I had to brace myself against the wind to get a steady shot; and wait for the right moment so the sunlight lit up the area I wanted. I wanted the top of the peak lit up, as this would be brilliant in contrast with the stormy and moody day. The wall in the foreground leads the eye through the image, past the green pasture and other spotlit areas before settling on the rock formation above.
La Fouly, Switzerland - Mid-summer and the glaciers far up above are melting and feeding into the rivers and streams, boulders are dislodged and sent down the rivers over the millennia, then smoothed out with a thousand years of meltwater. I wanted sharp foreground through to background focus so I opted to use a tilt shift lens. It was already quite bright so I used a 3 stop ND filter and also a polariser to cut through any water reflections.

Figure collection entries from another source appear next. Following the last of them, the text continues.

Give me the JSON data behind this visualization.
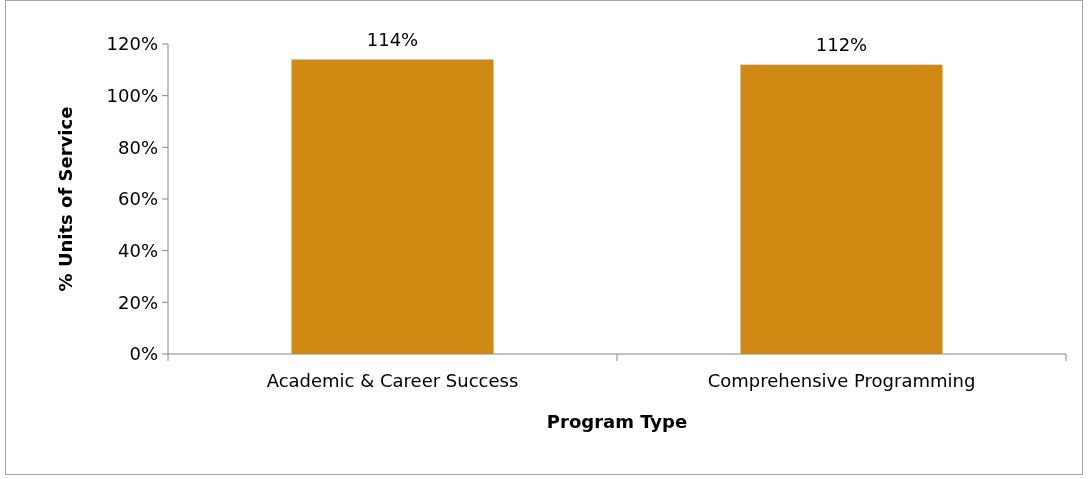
{
  "chart_data": {
    "type": "bar",
    "xlabel": "Program Type",
    "ylabel": "% Units of Service",
    "categories": [
      "Academic & Career Success",
      "Comprehensive Programming"
    ],
    "values": [
      114,
      112
    ],
    "color": "#d08a13",
    "value_labels": [
      "114%",
      "112%"
    ],
    "ylim": [
      0,
      120
    ],
    "yticks": [
      {
        "value": 0,
        "label": "0%"
      },
      {
        "value": 20,
        "label": "20%"
      },
      {
        "value": 40,
        "label": "40%"
      },
      {
        "value": 60,
        "label": "60%"
      },
      {
        "value": 80,
        "label": "80%"
      },
      {
        "value": 100,
        "label": "100%"
      },
      {
        "value": 120,
        "label": "120%"
      }
    ],
    "grid": false
  }
}
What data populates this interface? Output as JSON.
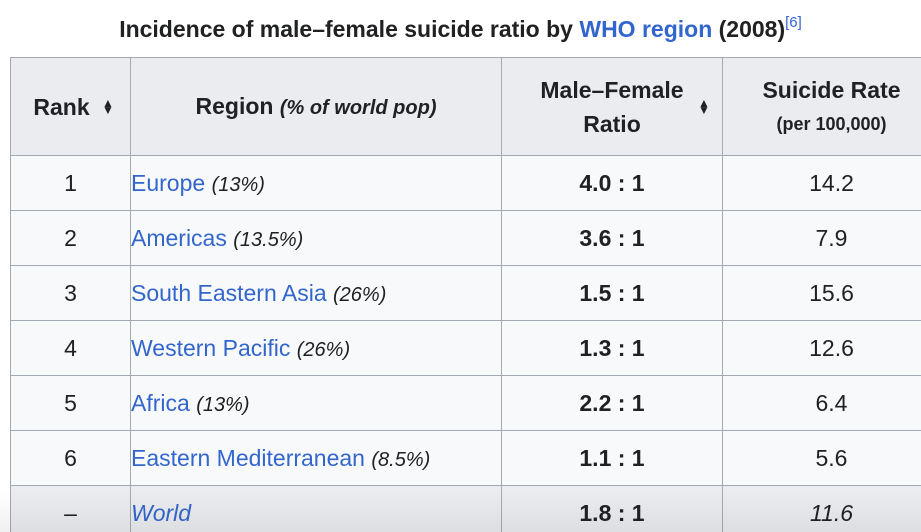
{
  "caption": {
    "before": "Incidence of male–female suicide ratio by ",
    "link": "WHO region",
    "after": " (2008)",
    "ref": "[6]"
  },
  "headers": {
    "rank": "Rank",
    "region": "Region",
    "region_sub": "(% of world pop)",
    "ratio_line1": "Male–Female",
    "ratio_line2": "Ratio",
    "rate_line1": "Suicide Rate",
    "rate_line2": "(per 100,000)"
  },
  "rows": [
    {
      "rank": "1",
      "region": "Europe",
      "pct": "(13%)",
      "ratio": "4.0 : 1",
      "rate": "14.2"
    },
    {
      "rank": "2",
      "region": "Americas",
      "pct": "(13.5%)",
      "ratio": "3.6 : 1",
      "rate": "7.9"
    },
    {
      "rank": "3",
      "region": "South Eastern Asia",
      "pct": "(26%)",
      "ratio": "1.5 : 1",
      "rate": "15.6"
    },
    {
      "rank": "4",
      "region": "Western Pacific",
      "pct": "(26%)",
      "ratio": "1.3 : 1",
      "rate": "12.6"
    },
    {
      "rank": "5",
      "region": "Africa",
      "pct": "(13%)",
      "ratio": "2.2 : 1",
      "rate": "6.4"
    },
    {
      "rank": "6",
      "region": "Eastern Mediterranean",
      "pct": "(8.5%)",
      "ratio": "1.1 : 1",
      "rate": "5.6"
    }
  ],
  "world": {
    "rank": "–",
    "region": "World",
    "ratio": "1.8 : 1",
    "rate": "11.6"
  },
  "colors": {
    "link": "#3366cc",
    "header_bg": "#eaecf0",
    "cell_bg": "#f8f9fa",
    "border": "#a2a9b1"
  },
  "icons": {
    "sort": "sort-toggle-icon"
  }
}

Blacks Park, Greater London - It doesn't snow much where I live, so when it does unexpectedly, I have to hit some favourite spots early morning before it all turns to ugly sludge. Lone trees - we photographers all love them. I picked this one as it was by itself and had a little distance to the background tree line. Shooting this with a longer focal length, I wouldn't have been able to isolate this single tree from the messy background, so by fitting an ultra wide and shooting from a low position and getting in real close (like 2 meters away) I change the perspective and can isolate the tree. The consequence of this is converging verticals as you can see with the distant trees to the frame far left and right. But it works because it looks like these other trees are bowing to revere this solitary master. In my mind anyways, maybe I had a frozen brain after all.